The Passion: Redemption through Pain, Not Anti-Semitism
Yes, The Passion is a jolting shocker of a movie. And my immediate reaction as a white, middle-class, non-religious American was pretty much that of Tikkun: If Jesus was about love, why focus on the violence and cruelty? But it is a stunning film, tells the Gospel story in a naturalistic, non-artificial way, completely unlike earlier “Bible” movies. Which include, to my mind, The Last Temptation of Christ, always a favorite book, that as a movie nevertheless remained an intellectual construct punctuated by telling details of brutal "realism." (In 1954, the Pope placed it on the Roman Catholic Index of Forbidden Books.)
Kazantzakis yearned to go beyond Tolstoy, to leave off writing for religion — but in the end he was a political person too much involved in the tumultuous events of Europe in the 20th Century to remain aloof, who spent his entire adult life as a political activist (nationalist to communist to socialist) and passionate student of not just Christianity but the Buddha.
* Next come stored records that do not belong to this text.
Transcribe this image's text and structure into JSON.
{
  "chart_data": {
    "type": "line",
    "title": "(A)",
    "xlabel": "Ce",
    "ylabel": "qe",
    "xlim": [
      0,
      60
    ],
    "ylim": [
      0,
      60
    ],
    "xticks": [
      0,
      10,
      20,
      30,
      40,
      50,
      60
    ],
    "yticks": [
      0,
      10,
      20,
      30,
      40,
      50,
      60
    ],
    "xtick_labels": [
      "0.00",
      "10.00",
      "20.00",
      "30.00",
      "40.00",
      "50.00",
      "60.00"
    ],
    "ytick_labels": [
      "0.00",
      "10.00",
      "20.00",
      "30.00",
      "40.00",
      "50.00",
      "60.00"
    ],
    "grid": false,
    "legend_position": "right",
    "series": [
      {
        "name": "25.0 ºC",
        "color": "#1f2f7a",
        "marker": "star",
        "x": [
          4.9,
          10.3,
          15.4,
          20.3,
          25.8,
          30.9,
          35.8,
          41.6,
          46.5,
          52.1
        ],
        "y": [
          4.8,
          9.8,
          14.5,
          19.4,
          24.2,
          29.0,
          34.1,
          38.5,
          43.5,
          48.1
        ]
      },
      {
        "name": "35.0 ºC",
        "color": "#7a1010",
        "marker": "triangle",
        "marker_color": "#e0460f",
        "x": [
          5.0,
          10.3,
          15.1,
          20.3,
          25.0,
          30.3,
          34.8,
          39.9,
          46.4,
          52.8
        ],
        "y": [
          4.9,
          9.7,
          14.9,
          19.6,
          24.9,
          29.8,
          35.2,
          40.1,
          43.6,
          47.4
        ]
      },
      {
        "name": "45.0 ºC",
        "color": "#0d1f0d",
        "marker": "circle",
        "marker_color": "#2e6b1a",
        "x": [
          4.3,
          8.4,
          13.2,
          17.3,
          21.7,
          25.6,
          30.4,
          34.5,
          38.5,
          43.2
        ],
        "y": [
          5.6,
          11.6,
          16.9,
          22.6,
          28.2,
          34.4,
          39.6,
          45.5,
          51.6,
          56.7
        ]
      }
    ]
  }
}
Mel Gibson, too, is on a quest as a film-maker. We have seen his nationalistic concerns in Brave Heart and The Patriot, and now we see the expansion and explicit spiritualization of the quest to its most magnified form in The Passion. Gibson’s heroes seek freedom and redemption in a world where pain is the norm (also true of The Road Warrior and even Lethal Weapon). Given this predilection, what other kind of religious movie could we expect from him than the one we got, focusing on the last 12 excruciating hours of Christ’s life?
However discomfited my reaction The Passion may have been, most of the audience, which was Hispanic and therefore probably Catholic, was visibly moved by the experience, many in tears. While I was concerned that the Jewish temple priests were the political villains they probably actually were and that Pontius Pilate was portrayed as a thoughtful, sensitive kind of 2004 guy who really respected his wife’s opinion (unlikely given what we know about him), this is not the take-away of believers who see it as an uplifting reaffirmation of the willingness of God to manifest and share and redeem human evil. (Chatting with the Catholic family who own our favorite Mexican restaurant before the movie, this was also their opinion.)
So, I wondered about Gibson’s own views, and quickly discovered a large part of his inspiration came from a 19th Century book written by a Catholic nun entitled The Dolorous Passion of Our Lord Jesus Christ, a retelling in first-person of more-or-less the same events as the movie. The Amazon reviewers, mostly Catholic, found the work inspiring and uplifting – not having read the book I can’t say what its attitude to the Jews or Romans was, but there was no mention whatsoever of either group in the comments. Rather these readers took it as an internal tale about a being who literally suffered in their stead.
My final thought about The Passion was that however imperfect the Christian church has been and is, it has helped shape the modern world in which we view with opprobrium what were in earlier time’s really quite ordinary forms of punishment and legal practices.